Cake played a pretty short set, as John voice was not in its best shape, but you got the hits: “Short Skirt…”, “Italian Leather Sofa”,” The Distance”. I’m still pretty shocked at how much people LOVE Cake. It makes sense coming out of the swing and ska revival of the 90s, but John is still sing-talking his way through the same stuff. If I started to get to heady about any band, I just drank more beer and cheered. That’s what a festival should be: economy, good times and at least a few 90s hits.
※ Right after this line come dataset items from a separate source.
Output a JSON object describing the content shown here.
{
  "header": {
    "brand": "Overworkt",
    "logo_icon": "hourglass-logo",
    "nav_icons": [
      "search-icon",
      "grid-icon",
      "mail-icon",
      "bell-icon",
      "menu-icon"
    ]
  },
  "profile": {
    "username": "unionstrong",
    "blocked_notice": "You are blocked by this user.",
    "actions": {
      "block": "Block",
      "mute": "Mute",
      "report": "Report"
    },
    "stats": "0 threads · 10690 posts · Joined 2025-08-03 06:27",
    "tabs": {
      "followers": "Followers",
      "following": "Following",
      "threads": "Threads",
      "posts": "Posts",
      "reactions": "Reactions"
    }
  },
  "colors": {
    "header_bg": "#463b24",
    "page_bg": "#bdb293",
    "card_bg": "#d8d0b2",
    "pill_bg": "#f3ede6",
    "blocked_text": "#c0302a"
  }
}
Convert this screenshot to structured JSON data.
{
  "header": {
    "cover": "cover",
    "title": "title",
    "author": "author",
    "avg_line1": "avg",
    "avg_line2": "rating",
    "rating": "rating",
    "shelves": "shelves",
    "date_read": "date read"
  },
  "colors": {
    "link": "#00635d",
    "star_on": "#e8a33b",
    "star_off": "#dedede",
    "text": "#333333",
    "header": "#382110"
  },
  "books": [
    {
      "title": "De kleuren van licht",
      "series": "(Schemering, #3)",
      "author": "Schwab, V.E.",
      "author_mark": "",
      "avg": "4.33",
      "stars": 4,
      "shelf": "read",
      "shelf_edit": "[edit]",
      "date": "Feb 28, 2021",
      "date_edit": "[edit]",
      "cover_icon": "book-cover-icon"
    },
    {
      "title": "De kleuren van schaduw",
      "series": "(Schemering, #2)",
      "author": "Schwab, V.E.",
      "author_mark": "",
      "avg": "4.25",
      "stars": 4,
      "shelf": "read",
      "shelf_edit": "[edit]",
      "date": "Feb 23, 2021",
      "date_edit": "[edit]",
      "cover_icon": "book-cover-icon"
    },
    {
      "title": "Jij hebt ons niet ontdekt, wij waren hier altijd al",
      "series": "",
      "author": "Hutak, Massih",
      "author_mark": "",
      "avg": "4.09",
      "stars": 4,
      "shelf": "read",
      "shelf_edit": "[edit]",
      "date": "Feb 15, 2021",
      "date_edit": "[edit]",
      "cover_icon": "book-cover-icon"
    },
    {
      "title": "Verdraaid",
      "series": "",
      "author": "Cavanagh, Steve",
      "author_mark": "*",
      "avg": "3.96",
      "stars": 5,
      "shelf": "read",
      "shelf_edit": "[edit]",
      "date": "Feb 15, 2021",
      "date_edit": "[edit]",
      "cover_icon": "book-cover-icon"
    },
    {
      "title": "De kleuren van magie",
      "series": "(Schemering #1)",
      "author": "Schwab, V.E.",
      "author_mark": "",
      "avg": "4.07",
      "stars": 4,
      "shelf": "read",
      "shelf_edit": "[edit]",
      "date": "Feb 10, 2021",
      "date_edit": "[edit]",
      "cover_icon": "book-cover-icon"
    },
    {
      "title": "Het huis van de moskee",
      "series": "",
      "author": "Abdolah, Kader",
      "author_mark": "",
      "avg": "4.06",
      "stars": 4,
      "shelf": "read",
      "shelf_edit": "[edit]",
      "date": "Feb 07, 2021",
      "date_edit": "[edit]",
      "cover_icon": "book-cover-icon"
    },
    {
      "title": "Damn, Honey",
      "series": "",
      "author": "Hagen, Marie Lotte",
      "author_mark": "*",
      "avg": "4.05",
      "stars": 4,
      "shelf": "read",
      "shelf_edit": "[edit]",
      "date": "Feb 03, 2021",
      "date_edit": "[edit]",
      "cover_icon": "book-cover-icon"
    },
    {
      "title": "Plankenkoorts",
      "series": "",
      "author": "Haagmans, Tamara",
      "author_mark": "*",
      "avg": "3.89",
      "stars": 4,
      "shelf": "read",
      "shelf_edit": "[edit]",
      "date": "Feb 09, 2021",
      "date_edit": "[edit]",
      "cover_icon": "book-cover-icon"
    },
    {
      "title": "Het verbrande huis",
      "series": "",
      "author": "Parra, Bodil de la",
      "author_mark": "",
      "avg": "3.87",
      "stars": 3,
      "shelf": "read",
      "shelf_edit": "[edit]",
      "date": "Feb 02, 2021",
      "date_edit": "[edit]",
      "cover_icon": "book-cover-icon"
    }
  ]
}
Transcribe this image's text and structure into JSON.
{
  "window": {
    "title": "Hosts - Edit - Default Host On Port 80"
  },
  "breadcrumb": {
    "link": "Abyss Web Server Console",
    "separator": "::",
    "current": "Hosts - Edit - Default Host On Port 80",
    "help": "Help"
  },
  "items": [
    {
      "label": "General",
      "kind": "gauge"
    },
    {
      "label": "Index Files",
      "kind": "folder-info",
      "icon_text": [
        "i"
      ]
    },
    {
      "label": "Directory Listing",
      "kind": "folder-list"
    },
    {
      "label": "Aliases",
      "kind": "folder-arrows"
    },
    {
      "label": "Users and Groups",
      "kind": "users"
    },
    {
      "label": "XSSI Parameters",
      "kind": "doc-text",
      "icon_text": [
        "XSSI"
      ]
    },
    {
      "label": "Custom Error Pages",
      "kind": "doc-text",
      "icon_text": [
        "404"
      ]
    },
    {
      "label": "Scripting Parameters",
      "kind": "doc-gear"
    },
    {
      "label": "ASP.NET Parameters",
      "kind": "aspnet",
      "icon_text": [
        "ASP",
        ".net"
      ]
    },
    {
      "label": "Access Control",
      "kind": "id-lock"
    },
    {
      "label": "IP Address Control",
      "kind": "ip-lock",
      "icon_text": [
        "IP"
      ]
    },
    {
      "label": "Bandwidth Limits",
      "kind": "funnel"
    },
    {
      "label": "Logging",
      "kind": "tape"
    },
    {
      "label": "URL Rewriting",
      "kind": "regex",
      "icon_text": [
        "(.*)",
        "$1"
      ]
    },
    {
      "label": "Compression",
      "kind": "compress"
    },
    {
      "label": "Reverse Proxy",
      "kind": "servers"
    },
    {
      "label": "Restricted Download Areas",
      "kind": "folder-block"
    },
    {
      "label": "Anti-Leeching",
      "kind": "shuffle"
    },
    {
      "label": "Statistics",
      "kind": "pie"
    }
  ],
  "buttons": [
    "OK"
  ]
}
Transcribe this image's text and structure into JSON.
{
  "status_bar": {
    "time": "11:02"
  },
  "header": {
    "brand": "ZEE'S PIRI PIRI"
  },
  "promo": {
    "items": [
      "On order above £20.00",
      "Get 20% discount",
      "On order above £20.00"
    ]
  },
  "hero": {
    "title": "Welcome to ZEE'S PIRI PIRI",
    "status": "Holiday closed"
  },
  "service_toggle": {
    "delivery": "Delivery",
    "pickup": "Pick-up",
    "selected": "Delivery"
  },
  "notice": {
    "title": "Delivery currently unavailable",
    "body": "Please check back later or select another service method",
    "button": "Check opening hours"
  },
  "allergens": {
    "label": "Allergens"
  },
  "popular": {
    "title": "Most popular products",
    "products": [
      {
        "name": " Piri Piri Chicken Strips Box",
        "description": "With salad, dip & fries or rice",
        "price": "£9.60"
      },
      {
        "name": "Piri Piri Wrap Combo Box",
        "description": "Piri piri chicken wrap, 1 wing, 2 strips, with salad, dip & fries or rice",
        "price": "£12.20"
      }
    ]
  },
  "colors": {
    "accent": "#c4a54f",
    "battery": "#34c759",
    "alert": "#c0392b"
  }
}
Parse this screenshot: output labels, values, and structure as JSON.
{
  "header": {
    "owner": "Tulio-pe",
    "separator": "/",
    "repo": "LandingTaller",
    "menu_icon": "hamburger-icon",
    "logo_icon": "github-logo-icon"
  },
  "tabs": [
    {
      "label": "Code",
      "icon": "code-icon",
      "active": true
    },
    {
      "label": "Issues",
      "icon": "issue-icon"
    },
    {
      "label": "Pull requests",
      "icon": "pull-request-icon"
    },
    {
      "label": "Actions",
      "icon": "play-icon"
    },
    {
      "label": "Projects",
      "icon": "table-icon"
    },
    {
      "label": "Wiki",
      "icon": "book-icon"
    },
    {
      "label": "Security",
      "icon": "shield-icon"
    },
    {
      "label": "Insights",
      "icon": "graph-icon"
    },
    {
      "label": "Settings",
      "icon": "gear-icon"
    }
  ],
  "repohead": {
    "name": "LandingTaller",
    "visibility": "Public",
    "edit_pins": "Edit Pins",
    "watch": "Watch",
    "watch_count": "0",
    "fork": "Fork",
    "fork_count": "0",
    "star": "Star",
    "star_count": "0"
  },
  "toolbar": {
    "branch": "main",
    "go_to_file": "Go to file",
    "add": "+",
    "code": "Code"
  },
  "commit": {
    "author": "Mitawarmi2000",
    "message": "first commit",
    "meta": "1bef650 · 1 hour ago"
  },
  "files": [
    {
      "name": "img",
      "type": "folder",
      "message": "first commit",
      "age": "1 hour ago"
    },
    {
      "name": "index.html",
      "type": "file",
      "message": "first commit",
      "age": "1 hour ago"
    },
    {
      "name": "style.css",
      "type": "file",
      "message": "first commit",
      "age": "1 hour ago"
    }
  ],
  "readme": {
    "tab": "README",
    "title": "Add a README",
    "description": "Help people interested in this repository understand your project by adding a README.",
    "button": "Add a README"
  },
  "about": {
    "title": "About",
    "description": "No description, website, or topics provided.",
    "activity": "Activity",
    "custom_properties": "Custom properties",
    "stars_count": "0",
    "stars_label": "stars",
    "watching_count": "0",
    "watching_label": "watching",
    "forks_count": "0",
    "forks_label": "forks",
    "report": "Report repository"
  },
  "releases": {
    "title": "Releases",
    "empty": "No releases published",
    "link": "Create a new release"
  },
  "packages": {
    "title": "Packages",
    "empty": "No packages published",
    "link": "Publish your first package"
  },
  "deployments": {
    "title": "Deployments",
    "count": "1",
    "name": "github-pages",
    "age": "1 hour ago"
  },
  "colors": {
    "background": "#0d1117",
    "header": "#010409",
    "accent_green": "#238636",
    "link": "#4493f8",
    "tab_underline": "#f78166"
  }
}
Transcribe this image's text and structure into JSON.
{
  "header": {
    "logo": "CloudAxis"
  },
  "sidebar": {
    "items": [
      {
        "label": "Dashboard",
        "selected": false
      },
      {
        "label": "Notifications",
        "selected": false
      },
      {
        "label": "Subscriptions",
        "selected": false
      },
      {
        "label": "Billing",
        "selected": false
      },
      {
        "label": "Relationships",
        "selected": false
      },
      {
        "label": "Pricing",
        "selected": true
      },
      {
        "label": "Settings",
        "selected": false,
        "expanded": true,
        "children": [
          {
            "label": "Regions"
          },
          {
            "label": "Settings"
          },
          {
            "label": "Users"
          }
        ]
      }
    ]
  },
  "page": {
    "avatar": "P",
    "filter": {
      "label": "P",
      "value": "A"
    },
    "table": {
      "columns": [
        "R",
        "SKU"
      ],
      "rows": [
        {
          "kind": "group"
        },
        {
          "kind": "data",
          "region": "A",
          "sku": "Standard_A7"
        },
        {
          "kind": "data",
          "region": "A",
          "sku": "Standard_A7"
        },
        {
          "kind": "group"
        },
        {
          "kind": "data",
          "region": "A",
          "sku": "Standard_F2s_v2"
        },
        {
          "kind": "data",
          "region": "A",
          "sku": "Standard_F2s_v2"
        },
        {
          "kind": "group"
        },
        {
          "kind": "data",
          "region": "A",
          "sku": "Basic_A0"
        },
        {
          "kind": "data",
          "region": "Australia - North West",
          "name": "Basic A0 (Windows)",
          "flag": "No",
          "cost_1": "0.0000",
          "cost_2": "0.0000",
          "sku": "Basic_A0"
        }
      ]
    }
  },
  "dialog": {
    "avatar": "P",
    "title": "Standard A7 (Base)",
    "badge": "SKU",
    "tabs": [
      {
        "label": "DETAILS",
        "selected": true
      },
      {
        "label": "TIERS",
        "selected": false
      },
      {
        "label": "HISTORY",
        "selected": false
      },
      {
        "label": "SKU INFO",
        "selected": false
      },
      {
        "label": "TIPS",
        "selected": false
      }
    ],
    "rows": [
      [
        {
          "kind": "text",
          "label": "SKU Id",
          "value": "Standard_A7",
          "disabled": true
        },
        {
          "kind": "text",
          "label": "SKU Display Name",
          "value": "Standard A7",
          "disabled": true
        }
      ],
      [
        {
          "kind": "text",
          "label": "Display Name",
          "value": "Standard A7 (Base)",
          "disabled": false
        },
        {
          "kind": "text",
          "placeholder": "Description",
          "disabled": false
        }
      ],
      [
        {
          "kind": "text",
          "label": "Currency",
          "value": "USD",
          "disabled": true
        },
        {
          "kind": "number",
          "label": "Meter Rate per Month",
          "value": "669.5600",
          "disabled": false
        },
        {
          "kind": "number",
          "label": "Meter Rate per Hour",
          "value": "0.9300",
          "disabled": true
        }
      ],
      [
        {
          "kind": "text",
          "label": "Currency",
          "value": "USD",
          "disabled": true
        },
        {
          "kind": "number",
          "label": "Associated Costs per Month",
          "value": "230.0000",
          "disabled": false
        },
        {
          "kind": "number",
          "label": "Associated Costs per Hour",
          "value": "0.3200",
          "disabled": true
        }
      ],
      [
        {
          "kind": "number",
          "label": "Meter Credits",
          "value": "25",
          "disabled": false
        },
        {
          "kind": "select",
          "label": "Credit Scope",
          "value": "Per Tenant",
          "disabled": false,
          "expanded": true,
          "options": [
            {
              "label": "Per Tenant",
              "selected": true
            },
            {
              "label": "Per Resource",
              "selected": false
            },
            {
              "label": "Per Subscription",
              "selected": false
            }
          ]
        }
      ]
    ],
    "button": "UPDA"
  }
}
The spiral of ridicule that can accompany a look outside ourselves should reference Andy Johnson. Andy cemented some ground rules for covering the least common denominators in his look at, and to some degree, conversion to Creed fandom at the Warner Theater a few weeks back. He laid out the dilemma and subsequent decision plainly. Any fun that exists in hating on a band, or in this case a festival, really only exists to the extent that a band takes itself seriously, which is not to say how seriously the band takes having fun. It’s easy to hate on the fifth wave of screamo kids and bands because they take themselves so goddamn seriously within the confines of a world largely devoid of serious life considerations. But every scene, no matter how ridiculous, has a place, as long as it has a fan-base. We fit in a sonic circle of life and at some point even the ICPs of this world have been around too long to ignore the magnitude of their influence, however seemingly bottom-feeder. It’s not hard to find things to ridicule about the day and let it be a chore, but accompanied by my adoptive frat buddies and warm day, why would I want to.